With both sides showing no signs of movement, the WTO chief is left with no option but to conclude the meeting without a result. A statement will probably be issued to say that work will continue in September, a soft-landing strategy as they call it in global trade negotiations when they collapse without an agreement.

Apart from SSM, the US also failed to address the other big issue revolving a reduction in cotton subsidies, the trade minister said.

More From This Section

"It is not a battle between India and the United States," said India's ambassador Ujal Singh Bhatia.

He argued that the issues India raised are vital for about 100 developing countries that rallied behind India's demand.

"A majority of developing countries wanted a framework on special safeguard duties that can be easily used while some dozen farm exporters led by the United States attempted to restrict the SSM framework," said Ambassador Bhatia, suggesting that it is wrong to paint the battle as one between India and the US.

In fact, there are other big issues like cotton, the tariff formula in the Non-Agricultural Market Access (NAMA) agreement that ought to have been resolved instead of focusing all energies on SSM, Malaysia's trade minister Mari Pangestu told Business Standard.

"Cotton is the biggest issue that was not addressed and it is wrong to say that SSM was the main issue," she said.

New Zealand's trade minister Phil Goff expressed sharp disappointment that the negotiations are stuck on SSM saying that while he, representing a farm exporting country, is prepared to agree on a framework to address surges in imports, it cannot be a "loose and generalized framework".

In a way, the success of the Geneva mini-ministerial meeting depended on two individuals — India’s commerce minister Kamal Nath and the United States Trade Representative Ambassador Susan Schwab — representing, respectively, an emerging country with a huge rural population and the world’s sole superpower.

The powerful commodity lobbies in Washington along with the aggressive farm exporting countries led by Australia are goading Schwab to a fight to the finish.

On the other hand, Nath faces an acid test from India’s politically powerful farm lobby which will not pardon the government if it is remotely seen to be bartering their livelihood and survival concerns.

Caught between these two polarised forces, the US and India were unable to make any progress.

Though India showed flexibility to move away from its entrenched positions by agreeing to a compromise proposal floated by Lamy on Monday, the US trade representative is not budging from its position that the final agreement on its terms.
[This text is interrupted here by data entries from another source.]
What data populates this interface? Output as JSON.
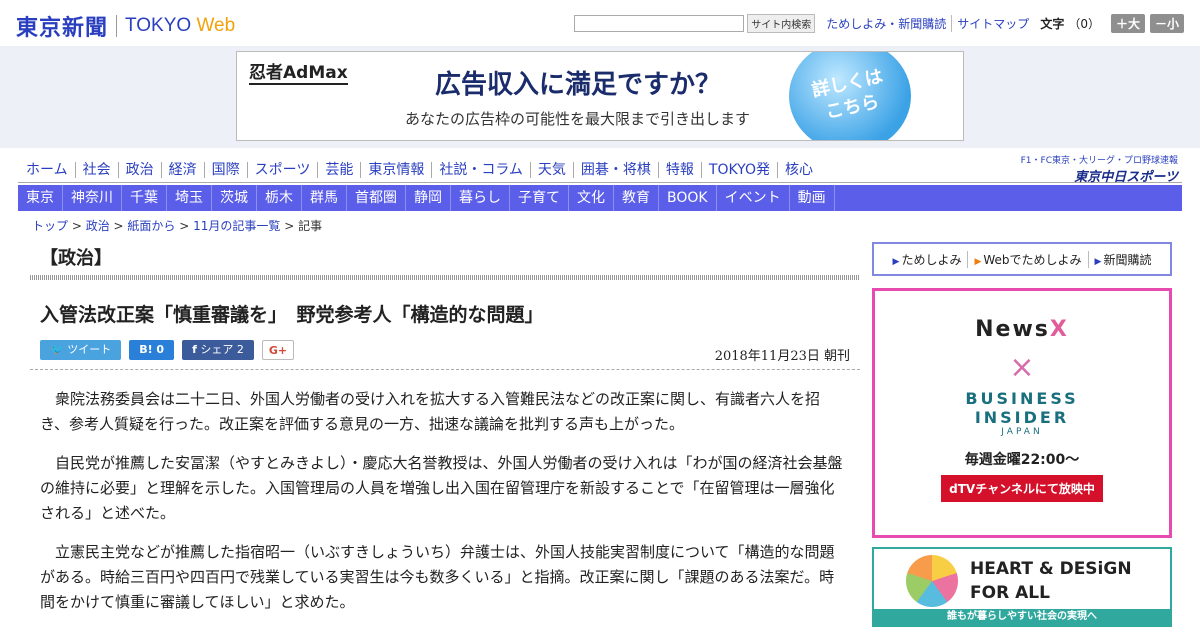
{
  "header": {
    "logo_kanji": "東京新聞",
    "logo_tokyo": "TOKYO",
    "logo_web": "Web",
    "search_button": "サイト内検索",
    "links": [
      "ためしよみ・新聞購読",
      "サイトマップ"
    ],
    "font_label": "文字",
    "font_count": "（0）",
    "font_plus": "＋大",
    "font_minus": "－小"
  },
  "ad_banner": {
    "brand": "忍者AdMax",
    "headline": "広告収入に満足ですか？",
    "subline": "あなたの広告枠の可能性を最大限まで引き出します",
    "cta": "詳しくは\nこちら"
  },
  "nav_primary": [
    "ホーム",
    "社会",
    "政治",
    "経済",
    "国際",
    "スポーツ",
    "芸能",
    "東京情報",
    "社説・コラム",
    "天気",
    "囲碁・将棋",
    "特報",
    "TOKYO発",
    "核心"
  ],
  "nav_secondary": [
    "東京",
    "神奈川",
    "千葉",
    "埼玉",
    "茨城",
    "栃木",
    "群馬",
    "首都圏",
    "静岡",
    "暮らし",
    "子育て",
    "文化",
    "教育",
    "BOOK",
    "イベント",
    "動画"
  ],
  "chunichi": {
    "top": "F1・FC東京・大リーグ・プロ野球速報",
    "logo": "東京中日スポーツ"
  },
  "breadcrumb": [
    "トップ",
    "政治",
    "紙面から",
    "11月の記事一覧",
    "記事"
  ],
  "section_title": "【政治】",
  "article": {
    "headline": "入管法改正案「慎重審議を」　野党参考人「構造的な問題」",
    "date": "2018年11月23日 朝刊",
    "paragraphs": [
      "衆院法務委員会は二十二日、外国人労働者の受け入れを拡大する入管難民法などの改正案に関し、有識者六人を招き、参考人質疑を行った。改正案を評価する意見の一方、拙速な議論を批判する声も上がった。",
      "自民党が推薦した安冨潔（やすとみきよし）・慶応大名誉教授は、外国人労働者の受け入れは「わが国の経済社会基盤の維持に必要」と理解を示した。入国管理局の人員を増強し出入国在留管理庁を新設することで「在留管理は一層強化される」と述べた。",
      "立憲民主党などが推薦した指宿昭一（いぶすきしょういち）弁護士は、外国人技能実習制度について「構造的な問題がある。時給三百円や四百円で残業している実習生は今も数多くいる」と指摘。改正案に関し「課題のある法案だ。時間をかけて慎重に審議してほしい」と求めた。"
    ]
  },
  "social": {
    "tweet": "ツイート",
    "hatena": "B! 0",
    "share": "シェア 2",
    "gplus": "G+"
  },
  "sidebar": {
    "links": [
      "ためしよみ",
      "Webでためしよみ",
      "新聞購読"
    ],
    "ad2": {
      "newsx_a": "News",
      "newsx_b": "X",
      "cross": "×",
      "bi1": "BUSINESS",
      "bi2": "INSIDER",
      "bi3": "JAPAN",
      "schedule": "毎週金曜22:00〜",
      "cta": "dTVチャンネルにて放映中"
    },
    "ad3": {
      "line1": "HEART & DESiGN",
      "line2": "FOR ALL",
      "strip": "誰もが暮らしやすい社会の実現へ"
    }
  }
}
Faced with the political standoff between the two economic giants, Lamy circulated a compromise proposal that did away with triggers and remedies altogether.

The latest suggestion mirrors a simpler safeguard now allowed for industrial nations with a set of operational conditions. It would require members to inform the WTO 20 to 30 days following its use, after which a special panel would study the merits of the proposed safeguard action.

But Schwab rejected the new proposal, saying she would insist instead on a trigger of around 150 per cent to adequately address the issue.

Nath said he would accept the latest Lamy proposal as a basis for negotiation because it would go into effect if there were a sudden surges in imports.

The two sides met for several hours in different configurations, including one-on-one meetings with Lamy but there was little progress.

There was, however, progress in other areas such as market-opening for industrials and services but no conclusive agreements yet.